Background: Effective communication affects cancer management and outcomes and is particularly essential in the last year of life when medical complexity peaks. In the last decade, adoption of telemedicine and other advances may have affected patient experience and communication effectiveness. The purpose of this study is to assess racial disparities and trends in patient experience and communication satisfaction among cancer patients in the last year of life.

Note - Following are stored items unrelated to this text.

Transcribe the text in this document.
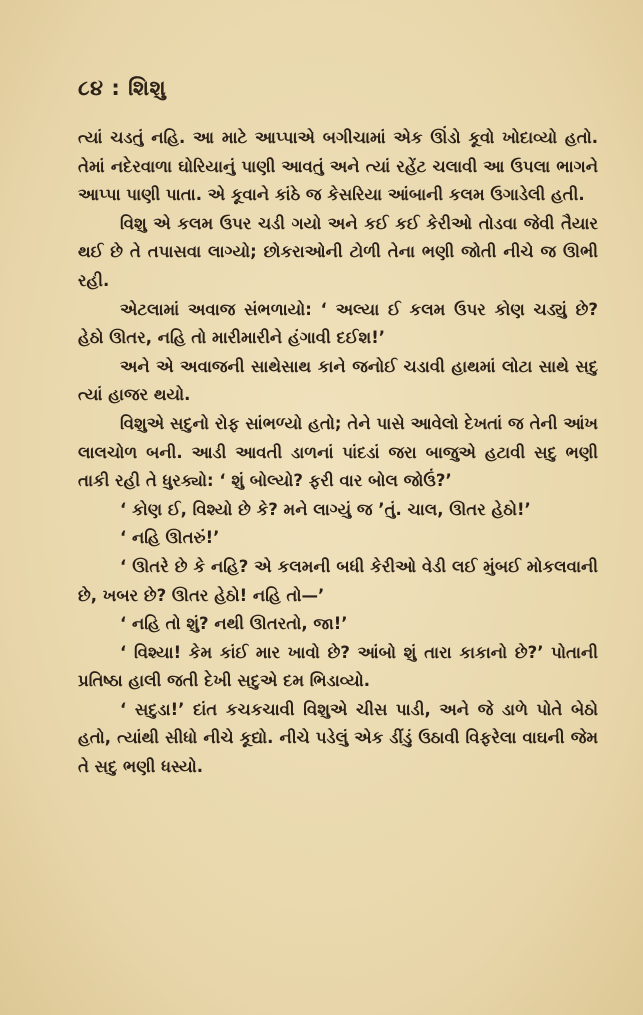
૮૪ : શિશુ

ત્યાં ચડતું નહિ. આ માટે આપ્પાએ બગીચામાં એક ઊંડો કૂવો ખોદાવ્યો હતો. તેમાં નદેરવાળા ઘોરિયાનું પાણી આવતું અને ત્યાં રહેંટ ચલાવી આ ઉપલા ભાગને આપ્પા પાણી પાતા. એ કૂવાને કાંઠે જ કેસરિયા આંબાની કલમ ઉગાડેલી હતી.

વિશુ એ કલમ ઉપર ચડી ગયો અને કઈ કઈ કેરીઓ તોડવા જેવી તૈયાર થઈ છે તે તપાસવા લાગ્યો; છોકરાઓની ટોળી તેના ભણી જોતી નીચે જ ઊભી રહી.

એટલામાં અવાજ સંભળાયો: ‘ અલ્યા ઈ કલમ ઉપર કોણ ચડ્યું છે? હેઠો ઊતર, નહિ તો મારીમારીને હંગાવી દઈશ!’

અને એ અવાજની સાથેસાથ કાને જનોઈ ચડાવી હાથમાં લોટા સાથે સદુ ત્યાં હાજર થયો.

વિશુએ સદુનો રોફ સાંભળ્યો હતો; તેને પાસે આવેલો દેખતાં જ તેની આંખ લાલચોળ બની. આડી આવતી ડાળનાં પાંદડાં જરા બાજુએ હટાવી સદુ ભણી તાકી રહી તે ધુરક્યો: ‘ શું બોલ્યો? ફરી વાર બોલ જોઉં?’

‘ કોણ ઈ, વિશ્યો છે કે? મને લાગ્યું જ ’તું. ચાલ, ઊતર હેઠો!’

‘ નહિ ઊતરું!’

‘ ઊતરે છે કે નહિ? એ કલમની બધી કેરીઓ વેડી લઈ મુંબઈ મોકલવાની છે, ખબર છે? ઊતર હેઠો! નહિ તો—’

‘ નહિ તો શું? નથી ઊતરતો, જા!’

‘ વિશ્યા! કેમ કાંઈ માર ખાવો છે? આંબો શું તારા કાકાનો છે?’ પોતાની પ્રતિષ્ઠા હાલી જતી દેખી સદુએ દમ ભિડાવ્યો.

‘ સદુડા!’ દાંત કચકચાવી વિશુએ ચીસ પાડી, અને જે ડાળે પોતે બેઠો હતો, ત્યાંથી સીધો નીચે કૂદ્યો. નીચે પડેલું એક ડીંડું ઉઠાવી વિફરેલા વાઘની જેમ તે સદુ ભણી ધસ્યો.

Methods: We used the Surveillance, Epidemiology and End Results (SEER) cancer registry data linked with Consumer Assessment of Healthcare Providers and Systems (CAHPS) patient survey data. Inclusion criteria included: a) completion of the CAHPS survey between 2000-2019, b) aged ≥ 66 years at the time of survey completion c) completion of survey within the last year of life d) and diagnosed with breast, prostate, lung, colorectal, uterine, skin, kidney, bladder, pancreatic and/or ovarian cancer. Patient characteristics are reported as weighted mean (standard deviation (SD)) or percentage (95% confidence interval (CI)). Chi square test or analysis of variance were used as appropriate to assess statistically significant differences between groups. We used multivariable linear regression models to assess racial disparities in single item (“rate MD,” “rate care,” “MD listen” and “MD explain”) and composite measure (“getting care quickly,” “getting needed prescription drugs,” “getting needed care,” and “doctor communication”) ratings. We used multivariable logistic regression models to assess differences in ratings for patient surveys completed between 2000-2011 and 2012-2019, respectively. All analyses were conducted with survey weights accounted for.

Results: A total of 10,108 patients met inclusion criteria. Non-Hispanic Black patients were younger at the time of survey completion compared to other groups. Hispanics were more likely to be dually eligible, to have a proxy complete the survey and to complete the survey in Spanish. The most common cancer types were lung, prostate, colorectal, and breast. In multivariable logistic regression models, we found Hispanic patients rated “MD listen” and “MD explain” significantly better than non-Hispanic White patients. There were no differences in ratings between non-Hispanic Black and non-Hispanic White patients. Surveys completed in 2012-2019 had improved ratings for “rate MD,” “MD listen,” “MD explain,” and “doctor communication” but a worse rating for “getting needed care” compared to survey ratings reported in 2000-2011, respectively.

Conclusions: Differences in ratings between Hispanic and non-Hispanic White patients could have been due to higher rates of proxy completion for Hispanic patients. There were no significant differences between non-Hispanic Black and non-Hispanic White ratings despite known differences in survival and other outcomes. Ratings for multiple measures including “MD listen” for surveys completed between 2012-2019 were significantly better compared to ratings from 2000-2011. This could be due to shifting trends in technology use including increased patient access to medical records and advance care planning among others. However, “getting needed care” was significantly lower. This could be due to improved cancer survival and more life years with disability requiring more care at the end of life. Limitations of this data include limited sampling of minoritized patients and some missing data.